A Declaração Universal dos Direitos Humanos, de 1948, defende a manutenção do respeito entre os povos de uma mesma nação. No entanto, no cenário brasileiro atual, observa-se justamente o contrário, quanto à questão da intolerância e discurso de ódio nas redes sociais. Nesse contexto, torna-se evidente como causas da problemática, a falta de empatia na sociedade, bem como a falta de punições nas ações criminosas que ocorrem nos meios digitais.

Mormente, evidencia-se que a fragilidade das relações sociais é um grande responsável pela complexidade do problema. Segundo Zygmunt Bauman a falta de solidez nas diversas variedades de relações é uma característica da “Modernidade Líquida’’ vivida no século XXI. A tese do sociólogo pode ser observada de maneira específica no que tange à convivência virtual entre pessoas. Essa liquidez influi como forte para resolução desse problema. Nesse sentido, é possível notar que os indivíduos atualmente possuem uma falta de empatia para com os outros, principalmente no que diz respeito ao comportamento nas redes sociais, em que publicaram posts sem considerar as diferenças que cada um apresenta e sem compreender o quanto eles podem ser nocivos perante as relações.
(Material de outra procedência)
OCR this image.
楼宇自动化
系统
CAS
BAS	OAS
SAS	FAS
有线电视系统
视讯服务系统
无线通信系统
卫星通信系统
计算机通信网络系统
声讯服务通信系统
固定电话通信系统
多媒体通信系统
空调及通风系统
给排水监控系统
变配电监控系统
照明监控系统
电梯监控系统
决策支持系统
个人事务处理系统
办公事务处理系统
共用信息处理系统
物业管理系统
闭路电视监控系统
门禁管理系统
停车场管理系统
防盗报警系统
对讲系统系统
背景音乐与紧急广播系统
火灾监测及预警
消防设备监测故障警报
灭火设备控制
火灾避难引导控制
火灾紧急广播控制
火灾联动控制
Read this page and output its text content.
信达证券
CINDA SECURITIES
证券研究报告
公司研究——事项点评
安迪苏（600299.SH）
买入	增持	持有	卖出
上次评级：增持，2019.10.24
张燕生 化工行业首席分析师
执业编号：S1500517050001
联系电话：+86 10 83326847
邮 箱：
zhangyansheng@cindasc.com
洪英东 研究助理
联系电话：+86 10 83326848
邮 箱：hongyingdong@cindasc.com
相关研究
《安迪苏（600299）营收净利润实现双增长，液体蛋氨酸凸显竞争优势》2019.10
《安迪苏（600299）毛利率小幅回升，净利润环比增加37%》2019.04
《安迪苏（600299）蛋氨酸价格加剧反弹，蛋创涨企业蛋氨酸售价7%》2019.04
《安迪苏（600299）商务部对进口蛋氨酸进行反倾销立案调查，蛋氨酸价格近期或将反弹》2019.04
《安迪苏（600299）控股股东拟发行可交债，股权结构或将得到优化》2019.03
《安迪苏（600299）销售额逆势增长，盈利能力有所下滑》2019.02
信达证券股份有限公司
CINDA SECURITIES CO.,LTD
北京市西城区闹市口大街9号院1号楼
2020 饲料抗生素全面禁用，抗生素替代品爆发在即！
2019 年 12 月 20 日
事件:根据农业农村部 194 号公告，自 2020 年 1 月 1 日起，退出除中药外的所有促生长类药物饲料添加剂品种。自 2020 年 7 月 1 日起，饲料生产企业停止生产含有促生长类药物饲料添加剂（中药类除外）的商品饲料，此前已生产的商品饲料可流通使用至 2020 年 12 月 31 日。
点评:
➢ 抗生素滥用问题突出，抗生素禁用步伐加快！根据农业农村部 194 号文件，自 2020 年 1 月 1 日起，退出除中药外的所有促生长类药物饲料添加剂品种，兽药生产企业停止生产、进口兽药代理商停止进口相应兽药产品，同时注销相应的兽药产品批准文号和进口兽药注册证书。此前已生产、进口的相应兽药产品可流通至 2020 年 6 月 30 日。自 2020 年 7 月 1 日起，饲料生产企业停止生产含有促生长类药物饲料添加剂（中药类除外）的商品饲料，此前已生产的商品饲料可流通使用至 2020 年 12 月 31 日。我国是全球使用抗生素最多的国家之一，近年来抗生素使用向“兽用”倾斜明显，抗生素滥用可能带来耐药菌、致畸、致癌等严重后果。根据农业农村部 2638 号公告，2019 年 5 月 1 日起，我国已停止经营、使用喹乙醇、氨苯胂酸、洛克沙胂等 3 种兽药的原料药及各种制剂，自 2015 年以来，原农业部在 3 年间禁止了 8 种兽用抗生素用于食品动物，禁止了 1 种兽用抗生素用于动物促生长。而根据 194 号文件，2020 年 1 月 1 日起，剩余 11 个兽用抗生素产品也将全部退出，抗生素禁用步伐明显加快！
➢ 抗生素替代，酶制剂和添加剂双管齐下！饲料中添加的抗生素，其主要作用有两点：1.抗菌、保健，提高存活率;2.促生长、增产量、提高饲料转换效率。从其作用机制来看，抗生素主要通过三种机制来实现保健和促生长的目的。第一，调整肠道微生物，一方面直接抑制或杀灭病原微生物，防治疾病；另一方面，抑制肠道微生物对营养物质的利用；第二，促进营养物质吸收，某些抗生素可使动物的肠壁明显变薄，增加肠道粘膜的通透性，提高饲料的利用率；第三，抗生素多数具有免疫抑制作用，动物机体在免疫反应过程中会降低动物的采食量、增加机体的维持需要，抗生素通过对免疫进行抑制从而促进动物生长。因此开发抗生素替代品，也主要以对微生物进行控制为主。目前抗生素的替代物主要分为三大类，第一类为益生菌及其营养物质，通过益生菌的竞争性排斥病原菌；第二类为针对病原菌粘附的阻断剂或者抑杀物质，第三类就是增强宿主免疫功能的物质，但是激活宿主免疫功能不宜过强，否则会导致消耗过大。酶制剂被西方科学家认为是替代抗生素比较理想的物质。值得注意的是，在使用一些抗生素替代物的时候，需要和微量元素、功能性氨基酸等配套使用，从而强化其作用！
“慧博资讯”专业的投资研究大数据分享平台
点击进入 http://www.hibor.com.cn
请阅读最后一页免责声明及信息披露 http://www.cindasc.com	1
Outrossim, a impunidade ainda é um grande impasse para a resolução da problemática. Nessa perspectiva, a máxima de Martin Luther King de que “a injustiça num lugar qualquer é uma ameaça à justiça em todo lugar” cabe perfeitamente. Desse modo, tem-se como consequência a generalização da impunidade e a prevalência do sentimento de insegurança coletiva. Por conseguinte, é notório os inúmeros perfis falsos, chamados “fakes” que são criados por pessoas com a intenção de atacar anonimante outras, com comentários desrespeitosos e até mentiras, justamente por estarem assegurados que ninguém descobrirá quem são verdadeiramente.

Infere-se, portanto, que medidas estratégicas são necessárias para alterar tal contexto. Cabem às Secretarias de Desenvolvimento Social, junto aos influenciadores digitais e empresas de marketing, promoverem campanhas de conscientização, mediante vídeos e publicações em suas próprias redes sociais, transmitindo o quanto a sociedade necessita de atitudes empáticas para o desenvolvimento de todos, seja no ambiente virtual ou não. Além, do Poder Judiciário, cumprir efetivamente com seu papel de investigação e punição de haters violem a integridade moral de qualquer pessoa, utilizando-se se leis recentemente criadas, como a Lei Carolina Dieckmann. Para, que todo o coletivo compreenda seus direitos e deveres como um ser social. Assim, o respeito previsto na Declaração Universal será um direito pleno.